May 26, 2014
Researchers Develop Lego-Like Robots That Can Transform Into Furniture
redOrbit Staff & Wire Reports - Your Universe Online
If you’ve ever wished that you could just say the word and have your furniture automatically move around and change shape, researchers from the Swiss Biorobotics Laboratory (BioRob) at École Polytechnique Fédérale de Lausanne (EPFL) are developing small Lego-brick like robots that could make your dreams come true.
Known as Roombots, these 22 centimeter long robotic modules are said to resemble a pair of large dice that are attached to one-another, and are capable of altering their shape in order to make reconfigurable furniture, the inventors explain in a paper appearing in the online edition of the journal Robotics and Autonomous Systems.
“Eventually, all you'll need to do is program the layout of a bedroom or a conference room, then let the modules do the work,” EPFL associate professor and BioRob head Auke Ijspeert explained in a statement. Each of the Roombots comes equipped with a battery and three motors, allowing them to pivot with three degrees of freedom.
Furthermore, Mariella Moon of Engadget reports that each of the block-like machines has retractable claws, allowing them to scale walls or fasten themselves to floors. The creators believe that the robots could help people with disabilities or the elderly, since they could simply verbally instruct the machines to move closer, go further away or change locations.
“We designed the Roombots elements in such a way that they blend into the background of a room and make the users' lives easier, while maintaining a certain aesthetic quality. We're open to any possibility,” said Ijspeert.
Potential uses for the robots include flower pots that can relocate themselves from one window to another, or having several units combine to create modular, adaptable lighting or sound system components. However, before the Roombots have a hope of being released, there are still some technical issues to sort out.
“The team still needs to figure out how users can control the robots – while voice or gesture command would be ideal, the team's looking at using software made for tablets at the moment,” explained Moon. “They still also need to smooth out the robots' movements, tweak their algorithm and make sure they work together better first before your can fill your homes with reconfigurable furniture.”
In an article published by Discovery News, writer Tanya Lewis said that the BioRob developers estimate it will take about 20 years for the Roombots to go from prototype to commercial availability.
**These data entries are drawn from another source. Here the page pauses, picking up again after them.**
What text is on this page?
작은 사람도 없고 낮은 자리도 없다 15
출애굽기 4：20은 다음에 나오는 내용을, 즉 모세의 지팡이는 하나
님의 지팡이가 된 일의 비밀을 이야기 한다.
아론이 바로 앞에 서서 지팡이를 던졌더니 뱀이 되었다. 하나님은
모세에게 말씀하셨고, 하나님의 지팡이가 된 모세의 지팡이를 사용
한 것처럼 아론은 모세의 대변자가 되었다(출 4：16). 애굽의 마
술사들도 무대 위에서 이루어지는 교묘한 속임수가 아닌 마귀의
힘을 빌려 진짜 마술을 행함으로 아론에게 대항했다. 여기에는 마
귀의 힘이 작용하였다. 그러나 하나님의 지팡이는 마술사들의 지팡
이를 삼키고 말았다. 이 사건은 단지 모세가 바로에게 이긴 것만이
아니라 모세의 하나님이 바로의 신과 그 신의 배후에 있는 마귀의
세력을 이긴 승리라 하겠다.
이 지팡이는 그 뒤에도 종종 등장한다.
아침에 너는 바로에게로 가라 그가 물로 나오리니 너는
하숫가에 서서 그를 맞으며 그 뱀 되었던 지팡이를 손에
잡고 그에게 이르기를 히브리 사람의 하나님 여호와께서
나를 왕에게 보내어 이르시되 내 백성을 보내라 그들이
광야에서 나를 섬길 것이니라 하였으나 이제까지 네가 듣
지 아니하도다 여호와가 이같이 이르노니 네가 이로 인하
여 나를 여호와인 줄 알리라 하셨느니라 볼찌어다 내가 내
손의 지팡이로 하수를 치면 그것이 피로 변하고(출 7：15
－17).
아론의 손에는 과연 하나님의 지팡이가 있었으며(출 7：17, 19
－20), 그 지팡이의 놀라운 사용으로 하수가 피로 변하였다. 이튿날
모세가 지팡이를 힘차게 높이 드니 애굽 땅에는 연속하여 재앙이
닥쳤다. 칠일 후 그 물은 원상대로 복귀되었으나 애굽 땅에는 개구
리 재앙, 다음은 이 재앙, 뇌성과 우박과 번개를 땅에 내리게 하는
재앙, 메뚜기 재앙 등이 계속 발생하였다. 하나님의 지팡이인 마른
Compounding the other technical issues is the fact that each unit’s batteries have a lifespan of just one hour, although the inventors do not expect this to be a long-term problem.
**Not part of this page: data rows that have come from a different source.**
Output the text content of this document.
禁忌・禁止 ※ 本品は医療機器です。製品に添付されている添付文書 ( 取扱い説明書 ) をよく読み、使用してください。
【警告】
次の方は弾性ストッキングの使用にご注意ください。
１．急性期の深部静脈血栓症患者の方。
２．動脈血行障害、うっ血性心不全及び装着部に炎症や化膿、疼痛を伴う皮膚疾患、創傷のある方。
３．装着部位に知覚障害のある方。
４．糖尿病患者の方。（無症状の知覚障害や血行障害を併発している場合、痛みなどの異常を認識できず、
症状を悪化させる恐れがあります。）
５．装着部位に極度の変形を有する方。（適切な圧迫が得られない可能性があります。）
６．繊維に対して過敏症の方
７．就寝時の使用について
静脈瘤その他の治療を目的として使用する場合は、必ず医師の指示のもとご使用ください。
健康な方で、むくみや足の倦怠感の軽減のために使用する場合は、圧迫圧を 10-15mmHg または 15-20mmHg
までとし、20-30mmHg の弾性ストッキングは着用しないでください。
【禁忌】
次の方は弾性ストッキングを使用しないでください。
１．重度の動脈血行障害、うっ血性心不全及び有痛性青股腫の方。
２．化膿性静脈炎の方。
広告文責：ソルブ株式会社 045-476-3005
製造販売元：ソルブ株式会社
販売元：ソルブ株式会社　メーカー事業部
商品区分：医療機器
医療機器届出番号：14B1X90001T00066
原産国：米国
“Future Roombots might be able to share power between modules, recharging while they're connected to a grid on the ground or wall,” Lewis said. “The group is also planning a newer generation of Roombots for assisted living environments, which could actually interact with people. But the question remains, would people – especially the elderly – want to live in a house where their furniture moved around and rearranged itself?”
“Many people might think it's kind of a crazy idea,” said study co-author and EPFL engineer Massimo Vespignani. However, he believes that once people get to see the Roombots in action, they will begin to see the appeal of it. “Personally, I would like to have something like this,” he added.